On a sunny Earth Day on the Church Street Marketplace, the answer was: You build a trash monster. All you need is the help of a Lake Champlain cleanup crew and a handful of small children wielding tongs to artfully place the disgusting throwaways.
Over the course of a single hour on Saturday, dozens of volunteers gathered 313 pounds of trash along the Burlington waterfront, then hauled it to the street in front of city hall. There, Vermont artists Annie Caswell, Rebecca Schwarz and Kelly Hickey had created a 10-foot-long, six-foot-tall chicken-wire cage in the shape of Champ, the mythical lake monster. While volunteers sorted and weighed the debris, passersby were invited to help fill the sculpture with trash.
Organizers had a name for this collection of polluting discards: the Real Lake Monster.

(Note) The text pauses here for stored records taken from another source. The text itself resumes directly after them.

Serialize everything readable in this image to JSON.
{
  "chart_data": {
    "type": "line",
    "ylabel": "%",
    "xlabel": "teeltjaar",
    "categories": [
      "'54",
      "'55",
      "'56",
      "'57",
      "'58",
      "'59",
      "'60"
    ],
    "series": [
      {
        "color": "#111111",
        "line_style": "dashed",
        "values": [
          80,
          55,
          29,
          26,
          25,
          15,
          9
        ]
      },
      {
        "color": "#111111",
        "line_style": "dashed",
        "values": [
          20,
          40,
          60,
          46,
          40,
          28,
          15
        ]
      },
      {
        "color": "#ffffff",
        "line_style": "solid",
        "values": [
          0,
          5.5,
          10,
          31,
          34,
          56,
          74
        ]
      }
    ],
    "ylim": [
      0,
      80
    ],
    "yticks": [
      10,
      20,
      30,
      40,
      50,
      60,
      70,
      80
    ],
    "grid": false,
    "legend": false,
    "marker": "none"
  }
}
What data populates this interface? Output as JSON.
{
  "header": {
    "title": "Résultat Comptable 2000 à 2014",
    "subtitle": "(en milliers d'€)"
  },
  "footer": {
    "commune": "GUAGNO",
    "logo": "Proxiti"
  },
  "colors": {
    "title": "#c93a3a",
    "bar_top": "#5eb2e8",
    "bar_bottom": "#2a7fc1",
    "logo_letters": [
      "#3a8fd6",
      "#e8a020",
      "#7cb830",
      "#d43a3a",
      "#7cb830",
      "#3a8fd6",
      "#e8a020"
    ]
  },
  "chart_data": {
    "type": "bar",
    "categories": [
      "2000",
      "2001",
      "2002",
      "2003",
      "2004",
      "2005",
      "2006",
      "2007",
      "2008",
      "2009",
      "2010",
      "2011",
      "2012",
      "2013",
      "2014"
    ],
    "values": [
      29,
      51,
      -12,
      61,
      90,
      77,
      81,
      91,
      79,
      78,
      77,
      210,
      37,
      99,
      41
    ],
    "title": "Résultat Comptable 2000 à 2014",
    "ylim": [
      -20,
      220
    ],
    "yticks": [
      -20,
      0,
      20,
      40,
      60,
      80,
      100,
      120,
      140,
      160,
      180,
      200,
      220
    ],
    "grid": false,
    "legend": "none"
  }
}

"You can't look at this trash without connecting to pieces of the debris that you use — whether it's a lid of a coffee cup or an old lighter or a toothbrush, your single-use straw or your takeout containers," organizer Ashley Sullivan said as Champ filled up with old milk jugs, coils of soiled plastic rope, dock foam, plastic flip-flops and a dirty white soccer ball retrieved from the shoreline.
Sullivan heads the Rozalia Project, a Burlington-based nonprofit that focuses on removing trash from waterways as a way to conserve a healthy marine ecosystem. Rozalia also offers education programs for communities and schools and hosts science expeditions aboard its 60-foot research vessel American Promise, based in Maine.
Sullivan said "data cleanups" like Saturday's — at which all 2,545 pieces of debris were sorted and cataloged — not only show the public the size of the problem but also help spark ideas for combating plastic pollution. The top five items from Saturday's cleanup were 283 cigarette butts, 282 food wrappers, 208 paper napkins, 182 metal can pieces and 161 plastic drink bottles.
"The data is really a critical piece, because it helps tell the story of what the problem is locally, but we can also connect that to global datasets to see the trends," Sullivan said.
Trashy Champ was a new addition to Rozalia's Earth Day cleanup, thanks to a $2,000 grant from the Ocean Conservancy.
Caswell built the bulk of the sculpture's cage and frame in her South Burlington basement. She was inspired to incorporate trash in her art, she said, when she sailed across the Atlantic for the first time and "saw a mile-long, mile-wide stretch of plastic in the ocean."
As an environmental artist, "I do a lot of trash pickup, and then I put the trash in my paintings," she said. "I just want to educate people about keeping our planet clean and healthy."
People of all ages showed up to lend a hand, including Miss Vermont Teen USA Nadja Dacres and Miss Vermont USA Jenna Howlett. While much of the trash the volunteers sorted was unsurprising, the waterfront also yielded a pink-and-white-striped sweater from which a healthy plant was growing and a greeting card that began, "My wife, the love of my life." One child smiled as he used tongs to pluck up a discarded red-and-white Santa hat and place it inside Champ's belly. From nearby came the steady crunching sound of cans being stomped flat before they were added.
Sarah Jetty, a passerby, stopped so her older child could feed trash to the lake monster. Her reaction made clear that the sculpture was getting across the message that organizers intended.
"It's disturbing that there's that much garbage that came out of the lake just this morning," she said. "That really is the real lake monster."